My opinion is you should consider all behaviours of neutron.

It depends on the scale/process you are looking at. When looking at the neutron-induced nuclear reactions there are quantum effects, e.g. in the anisotropy of the scattered neutrons. However, when looking at the statistical behavior of (billions of) neutrons in a reactor, the classical laws of thermodynamics (Boltzmann equation) apply and quantum effects are embedded in nuclear data libraries. So this is decoupled in fact.

For most cases the movement of the neutrons described as classical, but the cross-sections of interaction with nuclei are essentially quantum e.g.

https://en.wikipedia.org/wiki/Neutron_cross_section#Microscopic_versus_macroscopic_cross_section

http://web.ihep.su/dbserv/compas/src/breit36/eng.pdf

Whether to treat it as a particle or a wave depends on the computer's performance at the moment rather than which is physically more correct.

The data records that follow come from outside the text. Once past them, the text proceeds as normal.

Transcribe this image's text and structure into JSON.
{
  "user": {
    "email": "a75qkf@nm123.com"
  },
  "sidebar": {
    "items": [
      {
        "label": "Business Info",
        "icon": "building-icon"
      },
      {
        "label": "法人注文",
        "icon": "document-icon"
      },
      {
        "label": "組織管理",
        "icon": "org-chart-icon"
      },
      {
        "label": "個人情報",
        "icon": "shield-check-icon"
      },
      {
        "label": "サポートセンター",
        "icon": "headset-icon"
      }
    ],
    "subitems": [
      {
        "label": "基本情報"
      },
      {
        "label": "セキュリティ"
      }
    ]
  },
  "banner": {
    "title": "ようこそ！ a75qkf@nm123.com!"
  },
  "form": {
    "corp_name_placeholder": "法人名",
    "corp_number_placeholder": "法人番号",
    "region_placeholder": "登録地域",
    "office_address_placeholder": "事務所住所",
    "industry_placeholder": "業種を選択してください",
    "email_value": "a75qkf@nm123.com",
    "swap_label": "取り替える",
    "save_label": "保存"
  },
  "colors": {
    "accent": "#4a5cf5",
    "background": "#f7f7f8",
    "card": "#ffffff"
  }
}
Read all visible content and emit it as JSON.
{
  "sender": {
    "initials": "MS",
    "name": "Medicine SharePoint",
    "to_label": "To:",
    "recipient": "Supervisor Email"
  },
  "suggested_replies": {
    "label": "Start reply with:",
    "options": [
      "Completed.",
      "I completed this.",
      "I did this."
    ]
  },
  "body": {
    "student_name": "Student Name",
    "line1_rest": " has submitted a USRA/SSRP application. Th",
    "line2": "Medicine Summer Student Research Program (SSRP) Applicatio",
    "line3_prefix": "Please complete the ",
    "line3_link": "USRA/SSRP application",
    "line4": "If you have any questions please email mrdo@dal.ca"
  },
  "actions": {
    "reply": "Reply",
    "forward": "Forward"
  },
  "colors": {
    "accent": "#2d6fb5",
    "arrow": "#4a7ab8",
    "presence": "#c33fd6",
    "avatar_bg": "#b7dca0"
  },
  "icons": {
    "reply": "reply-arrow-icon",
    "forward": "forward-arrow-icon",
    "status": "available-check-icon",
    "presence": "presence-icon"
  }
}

When an atom scatters a neutron, it can be in all directions. If we treat it as a particle, we can use Monte Carlo simulations to determine the single direction in which it will be scattered by drawing a "lottery" weighted by the probability of being scattered. By repeating the simulation many times, we can cover a large number of scattering patterns to understand the system. The probability distribution of scattering used for the simulation is given by experimental data or quantum mechanical calculations.

On the other hand, if we treat the scattering as a wave, then the scattering is a superposition of waves scattered in all directions. In a transport code, one has to keep track of thousands of times of scatterings per neutron. Even if there were only two times, we would first have to write down all the waves resulting from the first scattering and then superimpose all the waves from the second scattering, which could occur in any direction.

It is actually a very good question. It is discussed in Appendix III of "The slowing down and thermalization of neutrons" by Mike Williams. And, yes, the conclusion is that the classical Boltzmann equation with quantum mechanical scattering laws is accurate for reactor physics and transport applications.

The argument goes that you are usually in the classical limit of Uehling-Uhlenbeck equation -the quantum Boltzmann equation-, and the density is low enough that you do not need to consider Fermi-Dirac statistics. I definitely recommend you to read MMRW's book.

Nikolay Pavlov I see your point.

The quantum is always the best approach.